A manifestação deve contar com a participação de outros sindicatos e associações, como do Tribunal de Contas, do Ministério Público e dos Analistas Judiciários. A decisão pela realização da marcha foi tomada após reunião realizada nessa quinta-feira (15), na Federação Sindical dos Servidores Públicos de Mato Grosso (FESSP-MT).
Os servidores reivindicam o reajuste desde o início de setembro do ano passado, quando o Tribunal de Justiça de Mato Grosso (TJMT) enviou à Assembleia Legislativa o Projeto de Lei nº 1.398/2025, que previa acréscimo de 6,8% nos salários dos servidores efetivos do Judiciário, abrangendo todas as classes e níveis.
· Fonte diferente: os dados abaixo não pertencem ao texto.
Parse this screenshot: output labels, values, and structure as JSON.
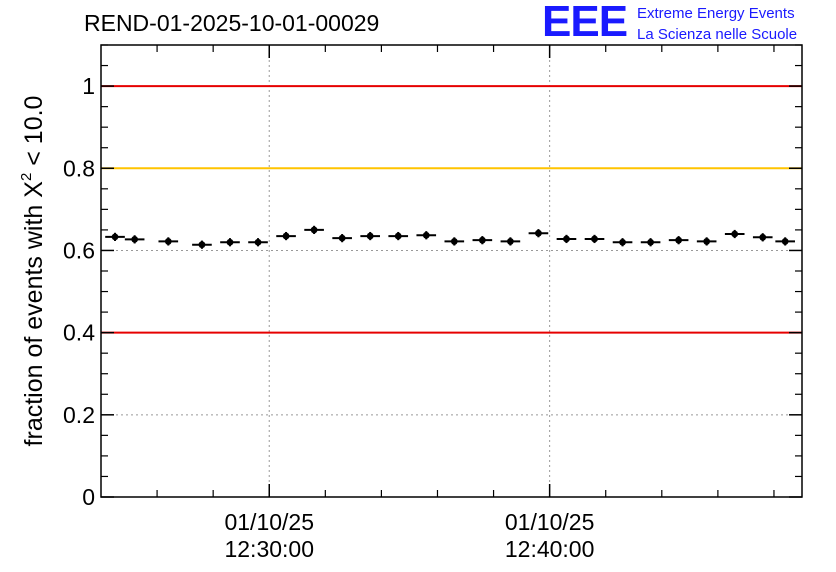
{
  "header": {
    "run_id": "REND-01-2025-10-01-00029"
  },
  "logo": {
    "mark": "EEE",
    "line1": "Extreme Energy Events",
    "line2": "La Scienza nelle Scuole",
    "color": "#1a1aff"
  },
  "chart_data": {
    "type": "scatter",
    "title": "REND-01-2025-10-01-00029",
    "ylabel_prefix": "fraction of events with ",
    "ylabel_symbol": "X",
    "ylabel_superscript": "2",
    "ylabel_suffix": " < 10.0",
    "xlabel": "",
    "x_units": "minutes since 12:24:00",
    "xlim": [
      0,
      25
    ],
    "ylim": [
      0,
      1.1
    ],
    "y_ticks": [
      0,
      0.2,
      0.4,
      0.6,
      0.8,
      1
    ],
    "y_tick_labels": [
      "0",
      "0.2",
      "0.4",
      "0.6",
      "0.8",
      "1"
    ],
    "x_major_ticks": [
      6,
      16
    ],
    "x_tick_labels": [
      {
        "date": "01/10/25",
        "time": "12:30:00"
      },
      {
        "date": "01/10/25",
        "time": "12:40:00"
      }
    ],
    "x_minor_step": 2,
    "grid": true,
    "reference_lines": [
      {
        "value": 1.0,
        "color": "#e60000"
      },
      {
        "value": 0.8,
        "color": "#ffc400"
      },
      {
        "value": 0.4,
        "color": "#e60000"
      }
    ],
    "series": [
      {
        "name": "fraction",
        "bin_width": 0.7,
        "x": [
          0.5,
          1.2,
          2.4,
          3.6,
          4.6,
          5.6,
          6.6,
          7.6,
          8.6,
          9.6,
          10.6,
          11.6,
          12.6,
          13.6,
          14.6,
          15.6,
          16.6,
          17.6,
          18.6,
          19.6,
          20.6,
          21.6,
          22.6,
          23.6,
          24.4
        ],
        "values": [
          0.633,
          0.627,
          0.622,
          0.614,
          0.62,
          0.62,
          0.635,
          0.65,
          0.63,
          0.635,
          0.635,
          0.637,
          0.622,
          0.625,
          0.622,
          0.642,
          0.628,
          0.628,
          0.62,
          0.62,
          0.625,
          0.622,
          0.64,
          0.632,
          0.622
        ],
        "errors": [
          0.01,
          0.01,
          0.01,
          0.01,
          0.01,
          0.01,
          0.01,
          0.01,
          0.01,
          0.01,
          0.01,
          0.01,
          0.01,
          0.01,
          0.01,
          0.01,
          0.01,
          0.01,
          0.01,
          0.01,
          0.01,
          0.01,
          0.01,
          0.01,
          0.01
        ]
      }
    ]
  }
}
A proposta também contemplava ajustes no plano de carreiras.
Após adiamentos decorrentes de três pedidos de vista apresentados pelos deputados Beto Dois a Um (PSB), Dr. Eugênio (PSB) e Chico Guarnieri (PRD), o projeto foi votado e aprovado no dia 19 de novembro.
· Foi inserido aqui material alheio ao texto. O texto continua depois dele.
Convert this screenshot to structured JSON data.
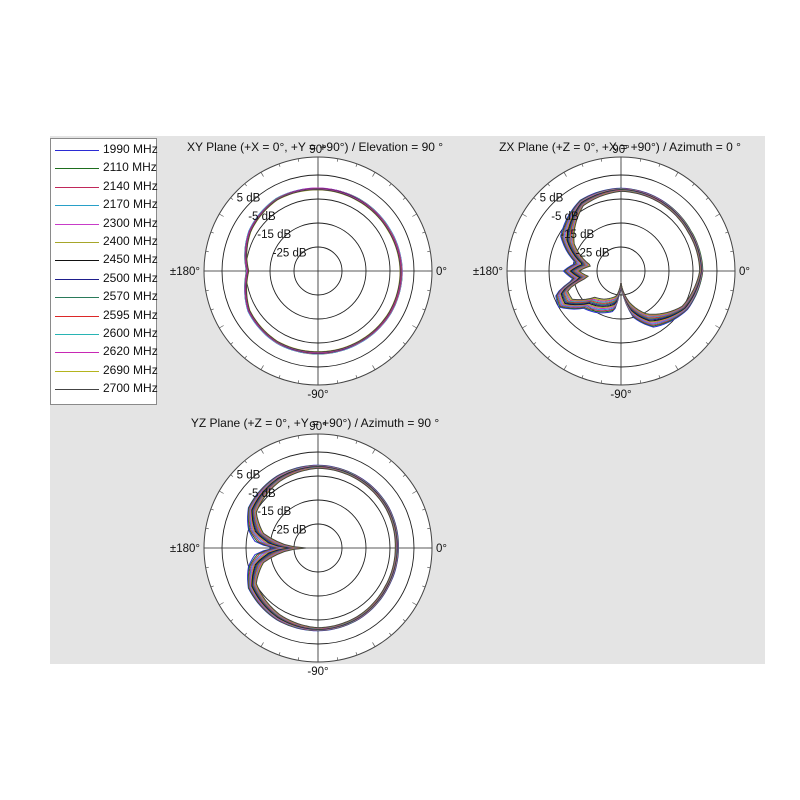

Contudo, no dia 1º de dezembro, o governador Mauro Mendes vetou integralmente o projeto, sob a alegação de que o TJMT não apresentou estudos de impacto financeiro consolidados nem indicação de fonte de custeio permanente para sustentar o reajuste.
Além disso, o governador afirmou que o aumento provocaria acréscimo estimado de R$ 1,6 bilhão por ano na folha de pagamento do Estado, abrindo precedentes para que outras categorias pleiteassem reajustes, o que geraria efeito cascata e impacto nas contas públicas.
No dia 3 de dezembro, a ALMT apreciou o veto do Governo do Estado e votou, de forma secreta, pela manutenção da suspensão do aumento. A votação terminou com 12 votos favoráveis à manutenção do veto e 10 contrários.